As we approach the end of 2020, there are almost 8 billion people on planet earth.
Trying to think in terms of billions of people is perhaps a little overwhelming, and maybe not that useful in helping us understand global differences and global inequalities.
A billion, (one thousand million) is so large a number that it’s maybe too abstract to help us understand the characteristics of our global population, it’s kind of easy to glaze over when talking and thinking in billions.
For example, if you look at the numbers of people on each continent, the figures are as follows:
- 4.8 billion from Asia
- 1.28 billion would be from Africa
- 800 million would be from Europe
- 720 million would be from Latin America & the Caribbean
- 400 million would be from North America
These numbers, presented in the billions and hundreds of millions aren’t that easy to comprehend – you kind of glaze over and switch off, it’s just because the numbers are so large we can’t relate to them that easily!
An easier way to compare these figures is to look at it in percentage terms, which is much easier for the human brain to understand:
Percentage of people on each continent:
- 60% in Asia
- 16% in Africa
- 10% in Europe
- 9% from Latin America & the Caribbean
- 5% from North America
With the percentages, we lose a bit of accuracy by rounding up or down, but for getting an overview it’s an easier starting point than the longer ‘billions and hundreds of millions’ figures above.
An even easier way to present an overview of global population characteristics is to imagine the world as 100 people, which is exactly the same as looking at the population in percentage terms, just a bit more ‘human’ and thus easier to relate to!

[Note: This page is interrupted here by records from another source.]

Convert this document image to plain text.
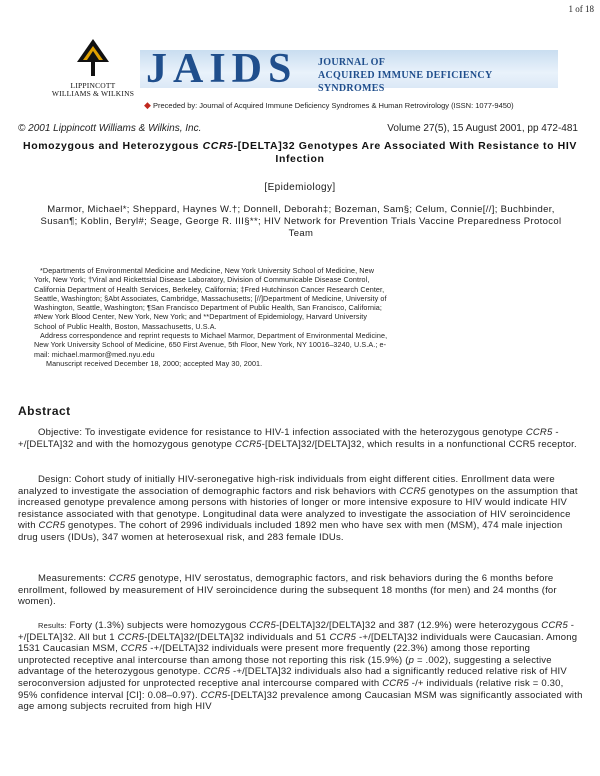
1 of 18
LIPPINCOTT
WILLIAMS & WILKINS
JAIDS JOURNAL OF
ACQUIRED IMMUNE DEFICIENCY SYNDROMES
◆ Preceded by: Journal of Acquired Immune Deficiency Syndromes & Human Retrovirology (ISSN: 1077-9450)
© 2001 Lippincott Williams & Wilkins, Inc.	Volume 27(5), 15 August 2001, pp 472-481
Homozygous and Heterozygous CCR5-[DELTA]32 Genotypes Are Associated With Resistance to HIV Infection
[Epidemiology]
Marmor, Michael*; Sheppard, Haynes W.†; Donnell, Deborah‡; Bozeman, Sam§; Celum, Connie[//]; Buchbinder, Susan¶; Koblin, Beryl#; Seage, George R. III§**; HIV Network for Prevention Trials Vaccine Preparedness Protocol Team

*Departments of Environmental Medicine and Medicine, New York University School of Medicine, New York, New York; †Viral and Rickettsial Disease Laboratory, Division of Communicable Disease Control, California Department of Health Services, Berkeley, California; ‡Fred Hutchinson Cancer Research Center, Seattle, Washington; §Abt Associates, Cambridge, Massachusetts; [//]Department of Medicine, University of Washington, Seattle, Washington; ¶San Francisco Department of Public Health, San Francisco, California; #New York Blood Center, New York, New York; and **Department of Epidemiology, Harvard University School of Public Health, Boston, Massachusetts, U.S.A.

Address correspondence and reprint requests to Michael Marmor, Department of Environmental Medicine, New York University School of Medicine, 650 First Avenue, 5th Floor, New York, NY 10016–3240, U.S.A.; e-mail: michael.marmor@med.nyu.edu

Manuscript received December 18, 2000; accepted May 30, 2001.

Abstract
Objective: To investigate evidence for resistance to HIV-1 infection associated with the heterozygous genotype CCR5 -+/[DELTA]32 and with the homozygous genotype CCR5-[DELTA]32/[DELTA]32, which results in a nonfunctional CCR5 receptor.
Design: Cohort study of initially HIV-seronegative high-risk individuals from eight different cities. Enrollment data were analyzed to investigate the association of demographic factors and risk behaviors with CCR5 genotypes on the assumption that increased genotype prevalence among persons with histories of longer or more intensive exposure to HIV would indicate HIV resistance associated with that genotype. Longitudinal data were analyzed to investigate the association of HIV seroincidence with CCR5 genotypes. The cohort of 2996 individuals included 1892 men who have sex with men (MSM), 474 male injection drug users (IDUs), 347 women at heterosexual risk, and 283 female IDUs.
Measurements: CCR5 genotype, HIV serostatus, demographic factors, and risk behaviors during the 6 months before enrollment, followed by measurement of HIV seroincidence during the subsequent 18 months (for men) and 24 months (for women).
Results: Forty (1.3%) subjects were homozygous CCR5-[DELTA]32/[DELTA]32 and 387 (12.9%) were heterozygous CCR5 -+/[DELTA]32. All but 1 CCR5-[DELTA]32/[DELTA]32 individuals and 51 CCR5 -+/[DELTA]32 individuals were Caucasian. Among 1531 Caucasian MSM, CCR5 -+/[DELTA]32 individuals were present more frequently (22.3%) among those reporting unprotected receptive anal intercourse than among those not reporting this risk (15.9%) (p = .002), suggesting a selective advantage of the heterozygous genotype. CCR5 -+/[DELTA]32 individuals also had a significantly reduced relative risk of HIV seroconversion adjusted for unprotected receptive anal intercourse compared with CCR5 -/+ individuals (relative risk = 0.30, 95% confidence interval [CI]: 0.08–0.97). CCR5-[DELTA]32 prevalence among Caucasian MSM was significantly associated with age among subjects recruited from high HIV
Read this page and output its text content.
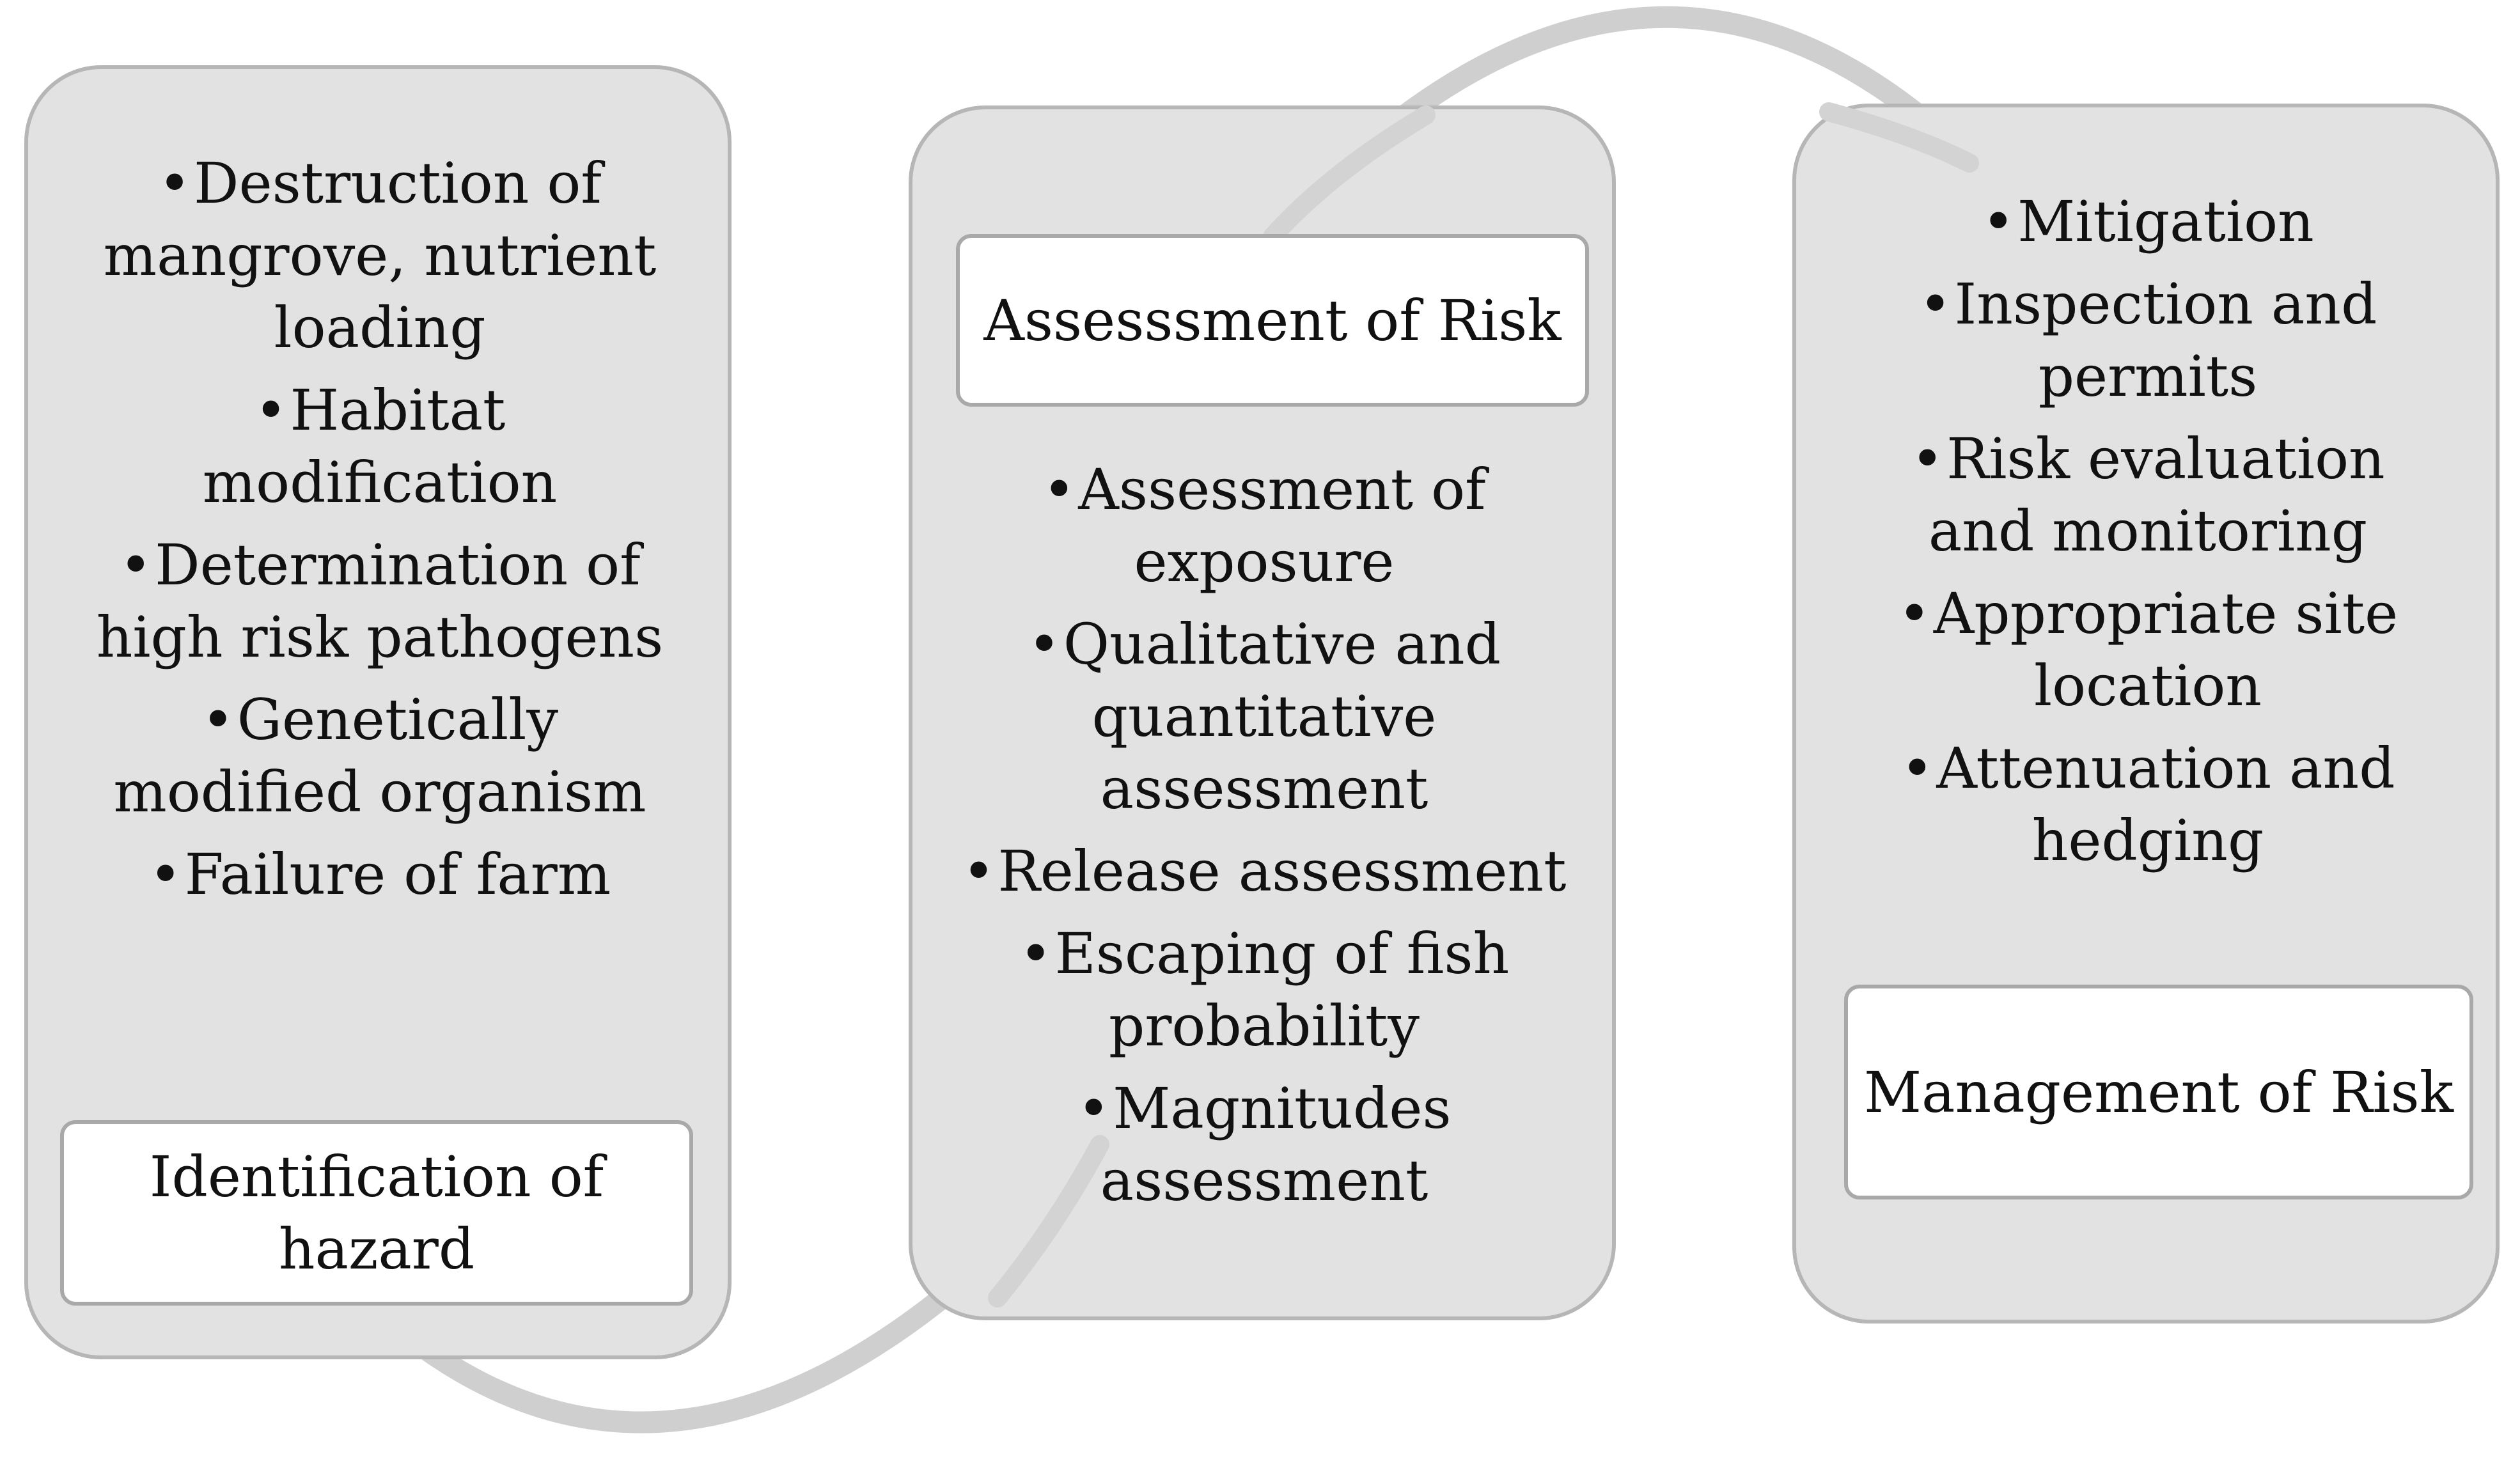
• Destruction of mangrove, nutrient loading
• Habitat modification
• Determination of high risk pathogens
• Genetically modified organism
• Failure of farm
• Assessment of exposure
• Qualitative and quantitative assessment
• Release assessment
• Escaping of fish probability
• Magnitudes assessment
• Mitigation
• Inspection and permits
• Risk evaluation and monitoring
• Appropriate site location
• Attenuation and hedging
Identification of hazard
Assesssment of Risk
Management of Risk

If the world were 100 People…
- 60 would be from Asia
- 16 would be from Africa
- 10 would be from Europe
- 9 would be from Latin America & the Caribbean
- 5 would be from North America
100 People: A World Portrait
There are a few versions of ‘the world as 100 people’ video – in which we are taken through how many people would live where, how many people would be what religion, how many have access to clean drinking water and so on.
However, although the most recent versions are dated 2019 and 2018, they both use the data from the 2016 project above: 100 people a world portrait – which also has it’s own (not as snazzy) video and sources (neither of the two more recent snazzier videos seem to think it’s even worth crediting where they got their information from, so I’m not going to link to them from here.
The Miniature Earth (Throwback)
I first came across the concept of the world as a 100 people back in 2010, through this miniature earth video.
IMO it’s a much better version, to the tune of ‘Mad World’ – just a shame it’s now dated and so not that useful, other than to compare to the 2016 statistics!